Ik ga niet in op de elementen die niet tot mijn bevoegdheid behoren. Ik zal niet zeggen wat we nu wel of niet rond kinderopvang gaan doen, want dat is niet mijn bevoegdheid. Daarnaast zijn er een aantal voorstellen die gelijklopend zijn aan initiatieven die ik als minister van Economie al heb genomen en die ook terug te vinden zijn in de conceptnota zoals het effectief stimuleren van ondernemerschap. We werken dit nu uit met een overheidsopdracht. We willen sensibiliseren voor vorming en opleiding van jongeren en vrouwen die een zelfstandige activiteit willen opstarten of dat overwegen. Voor ons is dat het belangrijkste deel. Voor mij moet dat een inclusieve manier zijn: niet specifiek naar vrouwen, maar naar ondernemerschap met sensibilisering naar vrouwen zodat er vrouwelijke ondernemers zijn. Er bestaan al mooie acties zoals de vrouwelijke ondernemer van het jaar. Dat is belangrijk als rolmodel.
Om deze doelgroep te bereiken is een speciale aanpak inzake communicatie nodig die hen meer rechtstreeks aanspreekt en stimuleert om de stap te zetten en zich te informeren. Waar ik echter niet in geloof, zijn parallelle trajecten apart voor mannelijke en vrouwelijke ondernemers. Beiden zijn in de eerste plaats ondernemers en alle netwerksessies en sensibiliseringsevents zullen dan ook voor alle doelgroepen openstaan, maar wel een specifieke aandacht in de communicatie en de opvolging om te zorgen dat er voldoende bereik is bij de vrouwelijke ondernemers. Er zal dus een duidelijke monitoring zijn naar het effect en bereik van mijn gevoerde beleid.

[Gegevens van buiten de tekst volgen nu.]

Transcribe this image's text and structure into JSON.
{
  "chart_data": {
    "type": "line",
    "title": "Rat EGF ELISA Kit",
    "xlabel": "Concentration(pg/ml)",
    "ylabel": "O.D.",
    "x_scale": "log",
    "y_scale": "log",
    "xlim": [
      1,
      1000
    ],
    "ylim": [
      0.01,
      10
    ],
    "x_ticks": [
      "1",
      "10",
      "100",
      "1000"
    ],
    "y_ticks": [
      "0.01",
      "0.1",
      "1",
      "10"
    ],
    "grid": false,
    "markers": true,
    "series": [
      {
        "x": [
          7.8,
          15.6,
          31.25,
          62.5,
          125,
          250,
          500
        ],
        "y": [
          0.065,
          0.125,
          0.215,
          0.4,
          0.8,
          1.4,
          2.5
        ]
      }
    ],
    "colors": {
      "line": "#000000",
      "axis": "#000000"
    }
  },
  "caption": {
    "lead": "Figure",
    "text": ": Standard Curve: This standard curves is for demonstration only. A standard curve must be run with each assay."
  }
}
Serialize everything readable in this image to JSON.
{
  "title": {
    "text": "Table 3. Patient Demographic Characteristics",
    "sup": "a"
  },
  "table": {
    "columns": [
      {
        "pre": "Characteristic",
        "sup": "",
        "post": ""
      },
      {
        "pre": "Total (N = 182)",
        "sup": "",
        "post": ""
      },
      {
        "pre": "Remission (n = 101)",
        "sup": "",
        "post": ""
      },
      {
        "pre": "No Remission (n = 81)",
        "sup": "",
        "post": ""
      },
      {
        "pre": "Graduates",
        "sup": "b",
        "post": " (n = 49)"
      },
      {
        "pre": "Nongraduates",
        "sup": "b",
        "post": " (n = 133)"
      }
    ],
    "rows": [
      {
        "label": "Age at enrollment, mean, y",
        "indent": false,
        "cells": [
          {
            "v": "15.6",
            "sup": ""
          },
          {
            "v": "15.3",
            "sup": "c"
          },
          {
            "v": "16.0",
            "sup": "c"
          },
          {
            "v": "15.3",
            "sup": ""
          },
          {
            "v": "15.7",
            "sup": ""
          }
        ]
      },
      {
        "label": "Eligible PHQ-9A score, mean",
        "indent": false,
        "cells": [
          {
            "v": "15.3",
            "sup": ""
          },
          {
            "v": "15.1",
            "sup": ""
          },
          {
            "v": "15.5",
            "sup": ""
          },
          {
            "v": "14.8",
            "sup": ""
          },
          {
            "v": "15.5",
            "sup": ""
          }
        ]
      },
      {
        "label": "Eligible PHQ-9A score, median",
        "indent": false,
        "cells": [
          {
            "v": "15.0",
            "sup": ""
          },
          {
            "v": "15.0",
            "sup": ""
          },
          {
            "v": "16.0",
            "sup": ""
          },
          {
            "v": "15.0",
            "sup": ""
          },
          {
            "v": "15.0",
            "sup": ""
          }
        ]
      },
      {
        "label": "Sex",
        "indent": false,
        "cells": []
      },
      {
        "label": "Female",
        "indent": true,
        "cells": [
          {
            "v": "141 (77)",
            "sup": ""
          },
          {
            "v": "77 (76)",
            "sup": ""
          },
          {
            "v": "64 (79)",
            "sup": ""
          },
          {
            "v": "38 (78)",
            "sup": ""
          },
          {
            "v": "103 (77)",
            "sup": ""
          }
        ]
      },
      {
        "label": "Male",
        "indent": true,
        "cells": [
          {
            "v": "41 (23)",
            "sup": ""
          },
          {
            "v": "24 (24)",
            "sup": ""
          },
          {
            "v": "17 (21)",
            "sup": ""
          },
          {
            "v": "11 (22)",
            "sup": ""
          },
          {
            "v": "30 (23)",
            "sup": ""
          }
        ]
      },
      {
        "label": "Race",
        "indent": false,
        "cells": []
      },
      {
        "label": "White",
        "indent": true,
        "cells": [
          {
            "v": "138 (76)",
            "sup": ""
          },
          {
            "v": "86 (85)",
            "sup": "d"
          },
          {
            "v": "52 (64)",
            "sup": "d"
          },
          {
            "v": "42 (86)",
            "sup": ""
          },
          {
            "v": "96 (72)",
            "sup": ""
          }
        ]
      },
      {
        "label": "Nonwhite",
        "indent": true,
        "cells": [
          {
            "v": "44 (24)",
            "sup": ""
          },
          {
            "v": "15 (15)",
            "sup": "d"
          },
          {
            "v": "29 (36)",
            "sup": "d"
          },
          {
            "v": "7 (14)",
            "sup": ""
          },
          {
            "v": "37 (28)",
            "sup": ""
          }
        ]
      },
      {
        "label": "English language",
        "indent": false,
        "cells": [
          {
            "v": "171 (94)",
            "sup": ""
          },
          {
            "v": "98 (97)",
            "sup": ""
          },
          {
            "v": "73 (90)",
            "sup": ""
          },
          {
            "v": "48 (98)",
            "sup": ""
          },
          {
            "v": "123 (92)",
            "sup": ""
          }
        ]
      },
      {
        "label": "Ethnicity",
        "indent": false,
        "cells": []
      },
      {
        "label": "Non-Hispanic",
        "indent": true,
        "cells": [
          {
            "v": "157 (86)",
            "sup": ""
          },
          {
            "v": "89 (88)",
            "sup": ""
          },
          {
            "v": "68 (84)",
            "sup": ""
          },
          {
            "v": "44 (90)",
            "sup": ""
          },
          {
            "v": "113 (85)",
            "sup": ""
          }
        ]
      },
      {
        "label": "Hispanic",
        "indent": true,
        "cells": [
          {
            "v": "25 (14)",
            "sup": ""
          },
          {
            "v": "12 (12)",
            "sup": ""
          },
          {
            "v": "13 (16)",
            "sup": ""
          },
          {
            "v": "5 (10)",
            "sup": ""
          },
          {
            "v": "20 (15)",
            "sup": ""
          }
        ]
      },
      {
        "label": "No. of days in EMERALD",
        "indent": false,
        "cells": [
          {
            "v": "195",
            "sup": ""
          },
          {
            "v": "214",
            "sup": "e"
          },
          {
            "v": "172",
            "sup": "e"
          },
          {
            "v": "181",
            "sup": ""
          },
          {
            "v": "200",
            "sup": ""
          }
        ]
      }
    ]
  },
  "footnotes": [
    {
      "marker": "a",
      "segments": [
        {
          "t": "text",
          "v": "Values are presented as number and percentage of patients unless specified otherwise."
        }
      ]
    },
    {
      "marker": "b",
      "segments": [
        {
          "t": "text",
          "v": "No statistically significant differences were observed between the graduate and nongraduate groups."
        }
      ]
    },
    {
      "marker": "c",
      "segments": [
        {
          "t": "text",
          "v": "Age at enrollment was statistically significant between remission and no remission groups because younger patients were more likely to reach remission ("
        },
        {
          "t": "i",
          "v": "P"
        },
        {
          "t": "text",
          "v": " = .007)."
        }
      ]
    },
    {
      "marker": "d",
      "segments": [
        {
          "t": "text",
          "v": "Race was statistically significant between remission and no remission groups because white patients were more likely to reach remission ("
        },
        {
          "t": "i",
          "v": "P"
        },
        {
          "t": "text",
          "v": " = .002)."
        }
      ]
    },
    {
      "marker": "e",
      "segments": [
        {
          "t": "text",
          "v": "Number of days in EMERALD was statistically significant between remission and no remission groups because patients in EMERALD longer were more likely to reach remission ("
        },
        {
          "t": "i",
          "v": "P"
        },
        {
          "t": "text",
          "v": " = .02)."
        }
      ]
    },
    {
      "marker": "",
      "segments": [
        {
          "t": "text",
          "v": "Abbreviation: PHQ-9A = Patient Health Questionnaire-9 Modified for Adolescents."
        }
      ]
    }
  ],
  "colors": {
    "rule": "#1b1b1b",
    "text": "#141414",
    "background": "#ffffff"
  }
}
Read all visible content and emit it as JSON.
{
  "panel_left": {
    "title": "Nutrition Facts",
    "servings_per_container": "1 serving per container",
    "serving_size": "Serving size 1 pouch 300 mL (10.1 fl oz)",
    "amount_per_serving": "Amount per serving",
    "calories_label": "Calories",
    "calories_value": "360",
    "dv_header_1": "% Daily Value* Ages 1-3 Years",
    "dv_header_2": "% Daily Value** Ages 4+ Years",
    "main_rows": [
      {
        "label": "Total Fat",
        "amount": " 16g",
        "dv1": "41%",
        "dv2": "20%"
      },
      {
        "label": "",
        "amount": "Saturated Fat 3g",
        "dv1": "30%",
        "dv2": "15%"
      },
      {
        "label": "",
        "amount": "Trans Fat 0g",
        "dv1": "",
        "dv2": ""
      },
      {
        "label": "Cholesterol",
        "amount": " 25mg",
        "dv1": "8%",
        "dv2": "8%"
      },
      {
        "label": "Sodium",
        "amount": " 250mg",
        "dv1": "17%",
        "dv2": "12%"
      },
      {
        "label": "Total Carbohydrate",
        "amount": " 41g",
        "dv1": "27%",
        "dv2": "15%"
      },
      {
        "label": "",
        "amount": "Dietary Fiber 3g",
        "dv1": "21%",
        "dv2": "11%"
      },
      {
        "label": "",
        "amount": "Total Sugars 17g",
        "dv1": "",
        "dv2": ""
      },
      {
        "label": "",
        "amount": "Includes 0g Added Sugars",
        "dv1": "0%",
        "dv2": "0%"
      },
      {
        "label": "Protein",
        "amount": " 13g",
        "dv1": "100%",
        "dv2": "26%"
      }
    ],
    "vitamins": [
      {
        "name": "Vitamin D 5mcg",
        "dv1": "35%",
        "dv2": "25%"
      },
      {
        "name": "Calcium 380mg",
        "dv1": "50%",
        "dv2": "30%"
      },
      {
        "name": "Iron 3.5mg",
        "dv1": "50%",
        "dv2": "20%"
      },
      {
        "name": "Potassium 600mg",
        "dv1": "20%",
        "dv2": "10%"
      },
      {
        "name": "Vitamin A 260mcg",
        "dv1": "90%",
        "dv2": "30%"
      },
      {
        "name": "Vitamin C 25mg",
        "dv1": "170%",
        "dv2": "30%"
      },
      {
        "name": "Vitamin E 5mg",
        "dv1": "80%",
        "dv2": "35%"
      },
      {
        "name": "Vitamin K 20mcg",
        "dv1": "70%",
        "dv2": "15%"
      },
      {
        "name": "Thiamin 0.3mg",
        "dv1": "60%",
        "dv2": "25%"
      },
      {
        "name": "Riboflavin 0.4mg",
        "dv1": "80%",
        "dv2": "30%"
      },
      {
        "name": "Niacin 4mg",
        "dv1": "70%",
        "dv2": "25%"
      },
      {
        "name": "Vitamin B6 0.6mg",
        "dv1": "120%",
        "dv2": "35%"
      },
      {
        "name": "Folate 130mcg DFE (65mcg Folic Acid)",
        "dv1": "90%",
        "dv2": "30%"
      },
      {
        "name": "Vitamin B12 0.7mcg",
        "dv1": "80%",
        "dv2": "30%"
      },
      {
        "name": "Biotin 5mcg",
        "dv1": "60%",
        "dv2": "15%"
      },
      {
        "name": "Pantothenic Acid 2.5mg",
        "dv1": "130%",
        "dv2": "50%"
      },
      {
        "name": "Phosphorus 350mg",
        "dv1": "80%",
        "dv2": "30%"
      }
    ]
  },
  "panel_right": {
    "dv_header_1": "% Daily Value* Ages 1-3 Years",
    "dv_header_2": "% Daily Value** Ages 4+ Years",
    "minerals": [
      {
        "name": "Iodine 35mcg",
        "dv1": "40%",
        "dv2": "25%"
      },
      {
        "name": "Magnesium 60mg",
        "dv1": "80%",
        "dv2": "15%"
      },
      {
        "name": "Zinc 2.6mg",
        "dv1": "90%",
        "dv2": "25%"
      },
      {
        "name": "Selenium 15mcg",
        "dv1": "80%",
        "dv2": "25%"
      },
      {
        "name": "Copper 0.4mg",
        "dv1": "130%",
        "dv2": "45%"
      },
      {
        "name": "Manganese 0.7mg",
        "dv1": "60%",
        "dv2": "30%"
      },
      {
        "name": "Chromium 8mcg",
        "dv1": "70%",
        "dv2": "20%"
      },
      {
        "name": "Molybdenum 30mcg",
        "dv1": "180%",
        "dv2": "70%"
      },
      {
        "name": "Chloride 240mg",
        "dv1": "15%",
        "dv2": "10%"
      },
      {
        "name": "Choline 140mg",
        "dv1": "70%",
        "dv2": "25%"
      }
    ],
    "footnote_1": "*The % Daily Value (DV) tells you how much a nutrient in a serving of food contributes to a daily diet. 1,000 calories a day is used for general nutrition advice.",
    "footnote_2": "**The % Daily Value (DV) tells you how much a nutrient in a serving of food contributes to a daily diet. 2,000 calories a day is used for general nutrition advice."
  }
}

Men stelt voor om de barometer van het vrouwelijk ondernemerschap te voeden met statistieken van de Nationale Bank van België, het Rijksinstituut voor de sociale verzekeringen der zelfstandigen (RSVZ) en Febelfin. Er wordt met andere woorden niet naar specifieke inbreng vanuit het Steunpunt voor Beleidsrelevant Onderzoek gevraagd. In de oproep tot kandidaatstelling voor dat steunpunt werd binnen het luik ‘Ondernemerscultuur in Vlaanderen’ echter bepaald dat opsplitsingen naar socio-demografische kenmerken waar relevant, ook worden meegenomen. Geslacht kan een van die kenmerken zijn. Als het toekomstige steunpunt in de komende jaren dergelijke resultaten oplevert, zal ik die met plezier ter beschikking stellen voor de toekomstige barometer.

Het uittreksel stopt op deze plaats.